Die meisten Prothesen wurden für das Gehen und nicht zum Klettern entwickelt – der Fuß ist klobig und groß, mit einem Schwerpunkt, der für das Gehen optimiert ist. DeMartino hatte eine spezielle Kletterprothese, mit der er Routen bis 7b kletterte. Der Profisportler träumte aber vom Heiligen Gral für amputierte Kletterer. Von einem abnehmbaren, bombensicheren Kletterfuß, der es ihm ermöglichen würde, schwierige Risse zu klettern, ohne darin festzustecken.
Umso besser, wenn sie auch noch attraktiv ist.
"Mein bisheriger Kletterfuß ist für viele Anwendungen geeignet, sieht aber aus wie ein Kinderfuß, also leider etwas seltsam. Wenn du dir vorstellst, dass du etwas kannst, dann formt sich dieses Bild in deinem Kopf. Und mit diesem Bild im Kopf habe ich den ersten Schritt in meine neue Zukunft gemacht: ‚Ich kann das!‘ Wenn du daran glaubst, dann wird es Realität. Sobald du vom Boden abhebst, denkst du: ‚Wir werden das Ding hier reißen!‘ Es wäre ein Traum, wenn ich so eine wunderschöne Prothese hätte, dass die Leute mich nicht mitleidig ansähen, sondern vielleicht denken würden: ‚Gott, das ist verdammt toll. Ich hätte das auch gerne!‘ Das würde mir noch mehr Kraft und Mut geben.“
Dann lernt man jemanden wie Kai Lin kennen, der sagt: "Ich glaube, ich könnte dir helfen."
2014 war Lins Beinprothese KLIPPA (schwedisch für "Klippe"), die von Bergziegen inspiriert war, ein Finalist beim nationalen James Dyson Award. Im Internet fand man begeisterte Nachrichten über ihn: "Ein kluger junger Designstudent konzipiert eine von der Natur inspirierte Über-Technologie, die US-Veteranen helfen könnte, Traumata zu bewältigen!" Er wurde von einigen Filmemachern mit DeMartino bekannt gemacht, machte Schlagzeilen, führte Interviews, aber das Projekt stagnierte leider. Er brauchte Geld für den Bau eines funktionsfähigen Prototyps und er brauchte Mitarbeiter, um ihn zu testen. Nach der Uni war er voll in seinem Nebenjob als Industriedesigner eingebunden.

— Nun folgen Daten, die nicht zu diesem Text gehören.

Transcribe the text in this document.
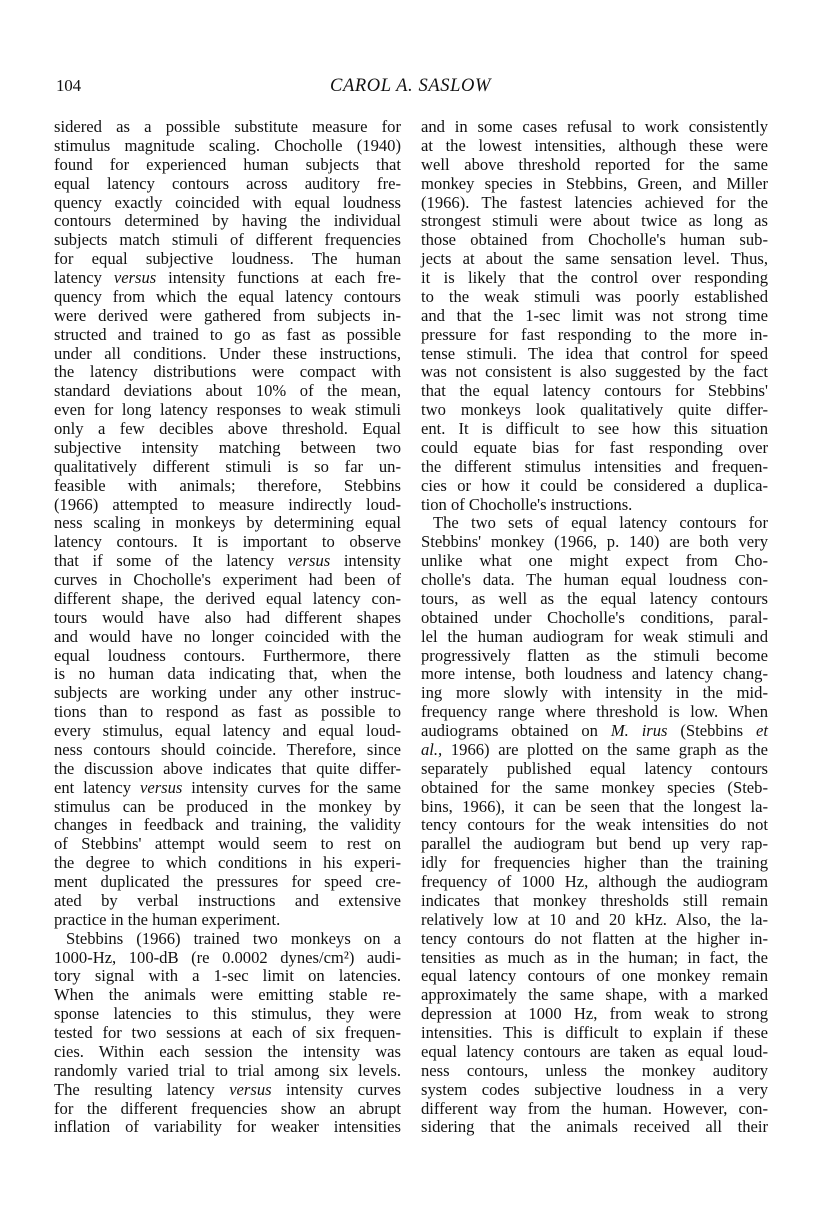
104	CAROL A. SASLOW
sidered as a possible substitute measure for
stimulus magnitude scaling. Chocholle (1940)
found for experienced human subjects that
equal latency contours across auditory fre-
quency exactly coincided with equal loudness
contours determined by having the individual
subjects match stimuli of different frequencies
for equal subjective loudness. The human
latency versus intensity functions at each fre-
quency from which the equal latency contours
were derived were gathered from subjects in-
structed and trained to go as fast as possible
under all conditions. Under these instructions,
the latency distributions were compact with
standard deviations about 10% of the mean,
even for long latency responses to weak stimuli
only a few decibles above threshold. Equal
subjective intensity matching between two
qualitatively different stimuli is so far un-
feasible with animals; therefore, Stebbins
(1966) attempted to measure indirectly loud-
ness scaling in monkeys by determining equal
latency contours. It is important to observe
that if some of the latency versus intensity
curves in Chocholle's experiment had been of
different shape, the derived equal latency con-
tours would have also had different shapes
and would have no longer coincided with the
equal loudness contours. Furthermore, there
is no human data indicating that, when the
subjects are working under any other instruc-
tions than to respond as fast as possible to
every stimulus, equal latency and equal loud-
ness contours should coincide. Therefore, since
the discussion above indicates that quite differ-
ent latency versus intensity curves for the same
stimulus can be produced in the monkey by
changes in feedback and training, the validity
of Stebbins' attempt would seem to rest on
the degree to which conditions in his experi-
ment duplicated the pressures for speed cre-
ated by verbal instructions and extensive
practice in the human experiment.
Stebbins (1966) trained two monkeys on a
1000-Hz, 100-dB (re 0.0002 dynes/cm²) audi-
tory signal with a 1-sec limit on latencies.
When the animals were emitting stable re-
sponse latencies to this stimulus, they were
tested for two sessions at each of six frequen-
cies. Within each session the intensity was
randomly varied trial to trial among six levels.
The resulting latency versus intensity curves
for the different frequencies show an abrupt
inflation of variability for weaker intensities
and in some cases refusal to work consistently
at the lowest intensities, although these were
well above threshold reported for the same
monkey species in Stebbins, Green, and Miller
(1966). The fastest latencies achieved for the
strongest stimuli were about twice as long as
those obtained from Chocholle's human sub-
jects at about the same sensation level. Thus,
it is likely that the control over responding
to the weak stimuli was poorly established
and that the 1-sec limit was not strong time
pressure for fast responding to the more in-
tense stimuli. The idea that control for speed
was not consistent is also suggested by the fact
that the equal latency contours for Stebbins'
two monkeys look qualitatively quite differ-
ent. It is difficult to see how this situation
could equate bias for fast responding over
the different stimulus intensities and frequen-
cies or how it could be considered a duplica-
tion of Chocholle's instructions.
The two sets of equal latency contours for
Stebbins' monkey (1966, p. 140) are both very
unlike what one might expect from Cho-
cholle's data. The human equal loudness con-
tours, as well as the equal latency contours
obtained under Chocholle's conditions, paral-
lel the human audiogram for weak stimuli and
progressively flatten as the stimuli become
more intense, both loudness and latency chang-
ing more slowly with intensity in the mid-
frequency range where threshold is low. When
audiograms obtained on M. irus (Stebbins et
al., 1966) are plotted on the same graph as the
separately published equal latency contours
obtained for the same monkey species (Steb-
bins, 1966), it can be seen that the longest la-
tency contours for the weak intensities do not
parallel the audiogram but bend up very rap-
idly for frequencies higher than the training
frequency of 1000 Hz, although the audiogram
indicates that monkey thresholds still remain
relatively low at 10 and 20 kHz. Also, the la-
tency contours do not flatten at the higher in-
tensities as much as in the human; in fact, the
equal latency contours of one monkey remain
approximately the same shape, with a marked
depression at 1000 Hz, from weak to strong
intensities. This is difficult to explain if these
equal latency contours are taken as equal loud-
ness contours, unless the monkey auditory
system codes subjective loudness in a very
different way from the human. However, con-
sidering that the animals received all their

Dennoch ließ ihn das Feedback, das er von Kletterern mit Behinderung, Familienmitgliedern und Orthopädietechnikern erhielt, in jeder freien Minute an dem Design weiterbasteln. Er wusste, dass es das Leben einer kleinen Gruppe von Menschen entscheidend verändern könnte.
Die Entwicklung der Prothese brachte ihn sogar zum Klettern. Er verließ seine Komfortzone und ging an den Fels. "Ich glaube, es war gut, dass ich das Problem aus meinem persönlichen Blickwinkel betrachtete. So konnte ich ein Design schaffen, auf welches ein Profikletterer vielleicht nie gekommen wäre."
Die Unterstützung von Arc'teryx brachte das Projekt wieder zum Laufen. Auf der Suche nach inspirierenden Erfindern der Neuzeit stoß die Outdoormarke auf Lin und bot ihm an den hauseigenen 3D-Drucker zu nutzen. Zudem stellte sie den Kontakt zu DeMartino her, der das neue Design testen sollte.
Das ist der Teil, den Lin am Designprozess am meisten liebt - den Moment der Wahrheit, wenn die Hypothese auf die Probe gestellt wird. "Wird es funktionieren?"
Am Anfang der Entwicklung hatte Lin Alpträume von Menschen, die mit seiner Prothese kletterten und abstürzten. Das war das Gewicht der Verantwortung, die er auf seinen Schultern spürte.
Er sagte zu DeMartino: "Wenn du den Prototyp ausprobierst, kann es sein, das er abfällt oder zerbricht."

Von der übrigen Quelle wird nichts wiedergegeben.